Os resultados do Bangu de Castor de Andrade no início dos anos 80 — Foto: Reprodução / Globoplay
O técnico do time era Moisés, ex-jogador e homem de confiança de Castor. Mas era o bicheiro que dava as ordens e até escalava o time.
– Teve um dia que o Castor não pôde ir. O Moisés pegou um papel e leu o primeiro nome: “O time vai jogar com Tobias…”. E aí, quando foi ler a linha de baixo, ele não entendeu. Mexeu no olho, não estava enxergando nada. Aí ele soltou essa: “Poxa vida, está cada vez mais difícil entender essa letra do Doutor Castor (risos)”. Isto é, o time já vinha escalado, o Castor dava ao Moisés o time que ia jogar – conta Dé Aranha.
O Bangu daquela época tinha Dé Aranha, Arthurzinho, Ado, Marinho (que foi para a seleção brasileira) e companhia. E a equipe por muito pouco não foi campeã brasileira. Na Taça Brasil de 1985, o Bangu passou por todos os seus adversários, incluindo Internacional e Vasco. Na semifinal, contando com a influência de Castor de Andrade, que tirou de Pelotas o primeiro jogo contra o Brasil-RS e levou para Porto Alegre, o time alvirrubro passou com vitórias nos dois jogos.
“Eu trocaria tudo… (lágrimas) pelo título. Eu sou frustrado pra caramba por isso. Eu sinto muito”.
Ado, ex-atacante do Bangu — Foto: Reprodução / Globoplay
Em 1988, com o elenco já enfraquecido, o Bangu acertou a contratação do zagueiro André Luís. Ele lembra a surpresa ao chegar ao Rio.

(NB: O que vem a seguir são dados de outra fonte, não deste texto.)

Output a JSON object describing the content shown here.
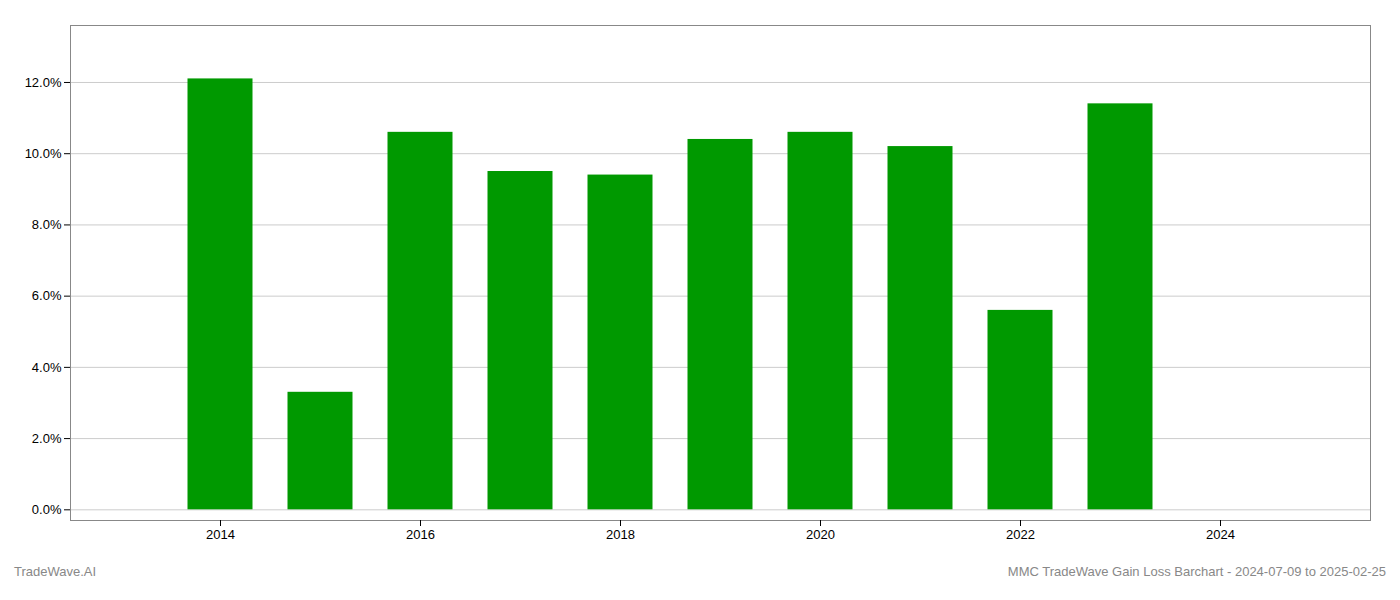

– Me falaram: “Olha, o doutor está preso, vai receber vocês dentro da cadeia”. Entramos, eu olhei aquele pátio grande, ele estava numa cela especial. Meu contrato foi assinado dentro da cadeia, dentro da Polinter.
Durante os meses em que Castor esteve preso em 1988, o ônibus do Bangu tinha parada obrigatória na cadeia antes das partidas. Os jogadores desciam para visitar o patrono, que pedia a vitória e prometia prêmios em dinheiro.
Na virada para a década de 90, o dirigente se afastou do clube, que nunca mais voltou a brigar por posições de destaque no futebol carioca. (Globo Esporte)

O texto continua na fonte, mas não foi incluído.